SIMULATION, DESIGN, AND ANALYSIS OF AZEOTROPIC DISTILLATION OPERATIONS

The computational tools needed for simulation, design, and analysis of azeotropic distillation operations are described. These tools include simple methods to identify the existence of binary and ternary azeotropes and to classify ternary mixtures as homogeneous or heterogeneous. The tools also include more complex methods to compute the phase diagram (or a heterogeneous liquid boiling surface), predict liquid-vapor phase equilibrium, and/or predict liquid-liquid-vapor phase equilibrium for simulations of batch and continuous distillation column operations. Important new features of these tools are the incorporation of a fast and efficient method for test of phase stability in simulation of distillation operations, the ability to handle a large range of mixtures (including mixtures with supercritical compounds), and the ability for computations covering wide ranges of temperature and pressure.

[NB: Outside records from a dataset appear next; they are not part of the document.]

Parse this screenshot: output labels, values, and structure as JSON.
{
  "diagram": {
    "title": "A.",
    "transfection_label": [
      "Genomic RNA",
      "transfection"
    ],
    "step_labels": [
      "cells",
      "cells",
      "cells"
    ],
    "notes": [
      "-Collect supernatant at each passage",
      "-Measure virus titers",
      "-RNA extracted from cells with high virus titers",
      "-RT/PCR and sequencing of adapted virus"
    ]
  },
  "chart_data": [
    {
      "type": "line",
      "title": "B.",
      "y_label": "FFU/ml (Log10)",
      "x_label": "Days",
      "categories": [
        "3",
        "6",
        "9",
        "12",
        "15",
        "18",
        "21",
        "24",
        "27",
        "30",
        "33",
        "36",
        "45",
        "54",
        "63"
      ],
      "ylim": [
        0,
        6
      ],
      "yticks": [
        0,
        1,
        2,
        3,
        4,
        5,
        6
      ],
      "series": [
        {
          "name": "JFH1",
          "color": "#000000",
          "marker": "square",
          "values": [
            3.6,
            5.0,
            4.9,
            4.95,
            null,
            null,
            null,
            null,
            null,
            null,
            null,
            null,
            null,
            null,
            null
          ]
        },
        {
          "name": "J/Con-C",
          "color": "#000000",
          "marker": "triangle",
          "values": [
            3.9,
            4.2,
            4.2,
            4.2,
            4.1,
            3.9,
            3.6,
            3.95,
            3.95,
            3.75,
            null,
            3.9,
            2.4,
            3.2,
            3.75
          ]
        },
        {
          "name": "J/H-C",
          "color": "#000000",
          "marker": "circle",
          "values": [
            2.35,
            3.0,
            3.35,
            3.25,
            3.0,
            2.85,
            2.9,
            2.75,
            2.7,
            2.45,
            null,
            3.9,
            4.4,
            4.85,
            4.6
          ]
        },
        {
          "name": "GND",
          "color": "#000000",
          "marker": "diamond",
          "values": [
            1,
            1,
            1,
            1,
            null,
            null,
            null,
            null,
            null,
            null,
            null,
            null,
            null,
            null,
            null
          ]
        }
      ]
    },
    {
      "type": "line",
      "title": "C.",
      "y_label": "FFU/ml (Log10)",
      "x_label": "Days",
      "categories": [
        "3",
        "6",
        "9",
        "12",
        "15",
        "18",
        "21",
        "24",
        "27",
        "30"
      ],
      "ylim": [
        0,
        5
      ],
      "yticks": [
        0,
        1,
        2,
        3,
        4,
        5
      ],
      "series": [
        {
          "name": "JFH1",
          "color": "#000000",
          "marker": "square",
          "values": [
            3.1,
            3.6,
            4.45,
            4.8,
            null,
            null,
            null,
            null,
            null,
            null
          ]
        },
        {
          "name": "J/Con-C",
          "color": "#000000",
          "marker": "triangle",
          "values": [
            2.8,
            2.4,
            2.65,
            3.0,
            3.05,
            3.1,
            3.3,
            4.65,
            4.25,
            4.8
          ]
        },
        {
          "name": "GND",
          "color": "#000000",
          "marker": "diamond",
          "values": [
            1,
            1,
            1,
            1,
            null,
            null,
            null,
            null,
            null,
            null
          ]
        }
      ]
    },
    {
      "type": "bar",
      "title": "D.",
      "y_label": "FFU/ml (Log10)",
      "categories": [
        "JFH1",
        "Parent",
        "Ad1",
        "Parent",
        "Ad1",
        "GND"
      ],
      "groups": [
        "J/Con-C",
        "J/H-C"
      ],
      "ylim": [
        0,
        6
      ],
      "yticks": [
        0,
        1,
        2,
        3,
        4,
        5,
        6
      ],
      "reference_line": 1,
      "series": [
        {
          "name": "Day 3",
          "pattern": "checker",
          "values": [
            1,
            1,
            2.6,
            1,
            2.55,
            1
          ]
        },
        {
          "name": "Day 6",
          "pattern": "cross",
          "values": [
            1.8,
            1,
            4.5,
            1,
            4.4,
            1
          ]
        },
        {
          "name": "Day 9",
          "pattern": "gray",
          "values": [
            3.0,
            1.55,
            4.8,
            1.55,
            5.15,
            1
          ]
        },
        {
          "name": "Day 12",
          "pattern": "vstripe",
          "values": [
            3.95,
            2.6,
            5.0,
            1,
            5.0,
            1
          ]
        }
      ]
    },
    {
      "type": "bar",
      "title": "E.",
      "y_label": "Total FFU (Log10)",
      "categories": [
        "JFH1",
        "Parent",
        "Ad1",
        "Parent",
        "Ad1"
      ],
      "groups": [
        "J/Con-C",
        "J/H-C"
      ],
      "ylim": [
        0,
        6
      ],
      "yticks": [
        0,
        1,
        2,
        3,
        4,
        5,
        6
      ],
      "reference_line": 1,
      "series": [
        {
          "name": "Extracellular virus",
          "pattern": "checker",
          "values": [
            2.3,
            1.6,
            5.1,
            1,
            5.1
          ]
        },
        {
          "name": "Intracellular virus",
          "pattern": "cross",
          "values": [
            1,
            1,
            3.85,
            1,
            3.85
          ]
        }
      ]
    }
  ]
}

On the basis of these tools, simple and consistent design algorithms are developed. The applicability of the design algorithms is verified through process simulation and analysis of the predicted behavior and data from the open literature. Conditions are given for examples illustrating (when and how possible distillation boundaries can be crossed) how multiple steady states can be obtained. Finally, the effect of changes in operating conditions on the dynamic behavior of the azeotropic distillation columns and the sensitivity of design to the prediction of phase equilibria are presented.